中国迷爺爺の日記

中国好き独居老人の折々の思い

水と油のはずだが

2012-03-18 07:59:42 | 身辺雑記

 私がはじめて高校の教師になった時のことだが、社会科にFさんという教師と、国語科にOさんという教師がいた。二人とも私よりも少し年上だが、まだ20代後半だった。

  Fさんは京都大学出身で、在学中はアメリカンフットボールの名の知れた選手で、見るからに頑丈そうで精力溢れる体格だった。それに対して神戸大学出身のOさんは、在学中の経歴は知らなかったが、色の白いいかにもインテリ青年教師という風貌で、低音の声がなかなか良く、性格も温和だった。

   思想上ではFさんは硬骨な右翼で、特定の右翼団体に所属していることはなかったが、Oさんは左翼、おそらくは共産党員らしかった。だから二人は本来、水と油の関係であったのだが、どうしたものか、とても仲が良かった。二人で飲みに行ったりしていたようだし、仲良さそうに話していることもよく見かけた。そういう時のFさんはいかにもOさんを気に入っているような様子で、私に「これは共産党なんや」と紹介したことがある。そんな時にもOさんは穏やかに笑っていた。

 当時は教職員組合の活動も盛んで、私が勤めた高校の教師は全員組合員だった。右翼のFさんも組合に加入していたが、組合の会議には出席したことはなかった。反対にOさんはまじめな組合員で会議中には、穏やかな声で発言していた。

  その後しばらくしてOさんは他の高校に転勤したが、Fさんはずっと留まり、最後はある高等専門学校の教授になった。

  あの頃は今のように組合と言うと異質なもののように見たりすることはなかったし、組合活動が盛んだと言ってもギスギスした雰囲気はなく、活動の主目的は教職員の給与など労働条件の改善要求だった。だからFさんとOさんのような水と油でも混じり合えるような雰囲気があったのだろう。

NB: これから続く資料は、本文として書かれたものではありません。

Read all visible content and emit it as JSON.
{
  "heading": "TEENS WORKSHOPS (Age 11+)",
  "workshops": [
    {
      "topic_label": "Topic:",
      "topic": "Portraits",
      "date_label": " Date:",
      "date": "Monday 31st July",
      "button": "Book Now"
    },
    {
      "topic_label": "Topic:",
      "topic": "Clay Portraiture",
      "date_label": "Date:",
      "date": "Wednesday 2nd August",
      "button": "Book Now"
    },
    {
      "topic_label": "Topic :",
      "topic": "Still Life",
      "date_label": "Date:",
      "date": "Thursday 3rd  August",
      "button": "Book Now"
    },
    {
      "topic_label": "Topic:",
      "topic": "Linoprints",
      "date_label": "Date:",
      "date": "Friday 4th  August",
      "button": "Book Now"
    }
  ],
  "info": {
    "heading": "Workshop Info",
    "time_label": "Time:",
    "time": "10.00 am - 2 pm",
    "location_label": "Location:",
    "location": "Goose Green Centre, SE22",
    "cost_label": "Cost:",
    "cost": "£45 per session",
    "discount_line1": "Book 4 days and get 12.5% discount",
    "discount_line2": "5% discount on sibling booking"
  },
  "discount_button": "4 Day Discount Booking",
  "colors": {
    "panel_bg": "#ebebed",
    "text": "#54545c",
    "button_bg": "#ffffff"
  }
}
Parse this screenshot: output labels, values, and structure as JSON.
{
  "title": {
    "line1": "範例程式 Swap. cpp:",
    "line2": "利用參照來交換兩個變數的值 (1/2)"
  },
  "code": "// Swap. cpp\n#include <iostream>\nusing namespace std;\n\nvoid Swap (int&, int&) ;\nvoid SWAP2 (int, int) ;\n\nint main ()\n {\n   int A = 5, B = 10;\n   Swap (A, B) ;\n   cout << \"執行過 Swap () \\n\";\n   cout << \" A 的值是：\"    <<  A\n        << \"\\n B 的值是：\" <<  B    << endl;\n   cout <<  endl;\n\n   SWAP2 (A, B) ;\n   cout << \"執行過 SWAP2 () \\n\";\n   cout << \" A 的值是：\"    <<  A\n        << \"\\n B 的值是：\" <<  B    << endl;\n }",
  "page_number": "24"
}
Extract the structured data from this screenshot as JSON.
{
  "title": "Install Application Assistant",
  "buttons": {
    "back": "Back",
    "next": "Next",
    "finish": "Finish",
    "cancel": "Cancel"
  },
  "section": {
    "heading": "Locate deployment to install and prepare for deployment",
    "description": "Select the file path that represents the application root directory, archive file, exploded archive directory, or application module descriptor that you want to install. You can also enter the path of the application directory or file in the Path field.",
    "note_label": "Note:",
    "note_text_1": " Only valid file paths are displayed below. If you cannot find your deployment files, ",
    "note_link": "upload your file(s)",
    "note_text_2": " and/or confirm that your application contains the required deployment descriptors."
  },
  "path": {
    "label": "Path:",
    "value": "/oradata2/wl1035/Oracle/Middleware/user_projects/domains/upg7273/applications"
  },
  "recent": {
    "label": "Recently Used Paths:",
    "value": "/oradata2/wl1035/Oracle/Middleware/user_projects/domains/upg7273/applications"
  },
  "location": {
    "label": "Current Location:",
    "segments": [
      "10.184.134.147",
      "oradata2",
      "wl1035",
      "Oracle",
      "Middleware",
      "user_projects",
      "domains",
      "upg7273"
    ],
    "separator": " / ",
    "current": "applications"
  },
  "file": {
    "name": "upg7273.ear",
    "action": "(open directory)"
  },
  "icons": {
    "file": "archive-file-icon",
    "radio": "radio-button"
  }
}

  Fさんはすでに数年前に物故した。Oさんのその後の消息は知らない。もう80代に入って半ば近くになるだろうが、高校の同窓会誌を見ても物故者の名の中にはないから健在なのだろう。

  社会全体が右傾化し、とくに左翼と見なす者に対する非寛容さがだんだん強くなっているように思われる今頃、思想上は極端に右と左だったが、仲の良かったFさんとOさんを思い出すと、しきりに懐かしくなる。